When I think about the human disaster in the wake of Hurricane Katrina, there are two moments that stand out in my mind. The first is George W. Bush's press conference in Mississippi on September 2, during which he bounced uneasily from foot to foot like he couldn't wait to get out of there, looking sullen and furrowed, observing with tense jocularity that Trent Lott's house had been lost, too, and that "we" were going to rebuild him "a fantastic house" and that he, our President, was looking forward to rocking on the porch when that day came to pass. The second moment was the now-famous interview with Homeland Security chief Michael Chertoff on National Public Radio. Media junkie that I am, I had the TV and the radio on at the same time. As pictures of the horrific conditions at the convention center, including the image of that poor old woman who had passed away in her wheelchair, were being broadcast to the world, Chertoff was insisting that he had no knowledge of any extreme conditions or deaths at the center. "Our reporter has seen [it]," insisted the host. "I can't argue with you about what your reporter tells you," said Chertoff.

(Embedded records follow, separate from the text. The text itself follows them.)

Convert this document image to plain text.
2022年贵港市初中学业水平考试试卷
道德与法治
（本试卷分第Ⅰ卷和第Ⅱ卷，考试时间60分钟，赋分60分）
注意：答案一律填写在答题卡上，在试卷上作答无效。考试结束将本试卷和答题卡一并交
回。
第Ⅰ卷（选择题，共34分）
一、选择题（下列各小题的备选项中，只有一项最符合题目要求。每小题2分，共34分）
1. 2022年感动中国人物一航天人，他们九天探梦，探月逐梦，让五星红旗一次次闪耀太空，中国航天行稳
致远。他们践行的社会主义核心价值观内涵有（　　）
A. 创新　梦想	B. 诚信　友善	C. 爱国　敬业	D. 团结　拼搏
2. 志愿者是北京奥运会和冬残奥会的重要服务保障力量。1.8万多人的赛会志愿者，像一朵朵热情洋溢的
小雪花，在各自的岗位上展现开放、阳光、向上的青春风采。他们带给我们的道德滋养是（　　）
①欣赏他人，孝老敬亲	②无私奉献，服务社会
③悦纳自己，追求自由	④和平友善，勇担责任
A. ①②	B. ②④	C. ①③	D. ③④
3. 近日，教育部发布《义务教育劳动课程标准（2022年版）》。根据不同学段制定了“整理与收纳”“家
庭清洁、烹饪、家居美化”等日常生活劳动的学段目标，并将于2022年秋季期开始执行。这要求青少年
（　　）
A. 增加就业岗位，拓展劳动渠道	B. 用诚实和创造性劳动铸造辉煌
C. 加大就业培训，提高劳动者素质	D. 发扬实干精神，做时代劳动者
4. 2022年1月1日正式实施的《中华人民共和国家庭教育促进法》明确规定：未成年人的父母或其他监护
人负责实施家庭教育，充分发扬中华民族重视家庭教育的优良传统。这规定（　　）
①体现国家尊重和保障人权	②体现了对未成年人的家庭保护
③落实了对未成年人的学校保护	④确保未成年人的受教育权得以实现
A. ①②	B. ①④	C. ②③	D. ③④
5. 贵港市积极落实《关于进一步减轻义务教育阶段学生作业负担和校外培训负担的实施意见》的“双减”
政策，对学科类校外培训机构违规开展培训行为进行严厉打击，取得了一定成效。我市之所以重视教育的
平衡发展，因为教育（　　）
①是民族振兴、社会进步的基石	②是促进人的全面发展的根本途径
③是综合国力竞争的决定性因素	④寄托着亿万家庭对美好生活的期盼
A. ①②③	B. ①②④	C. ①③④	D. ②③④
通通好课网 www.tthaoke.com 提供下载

I confess that I find myself filtering this horror through a very personal lens. It overlaps with the task of clearing out and selling the house I grew up in, the house my mother was born in, my grandmother's house, a house that has belonged to my family for a hundred years. My distress at having to give it up is confused with the scenes of Katrina's devastation that most of us--if not Chertoff--are witnessing. Against that appalling backdrop I find myself clinging to a sense of place, even though I am not truly or traumatically displaced. Mine was an African-American family that owned a home in times when so few did. As one of the neighbors put it tartly when discovering we were selling: "I'm African. We don't sell our land."
So I think about this as I look at the devastation of the Ninth Ward, for just one example, an area that has perhaps more African-American property owners than anyplace else in Louisiana. As I drove back and forth from the house I grew up in, carrying out pictures of my college graduation and my Latin notes from seventh grade, I heard a black woman on the radio describe how jarring it was to see the media describe her neighborhood as one riven by poverty and desperation. She was about to get her MBA, her brother already had his MBA, their extended family owned nine homes there, had insurance and owned cars in which they had fled for their lives. But it was the Ninth Ward; it was indeed being dubbed "poverty-stricken," "corrupt," "drug-ridden"; and politicians like Dennis Hastert were talking about bulldozing the entire area.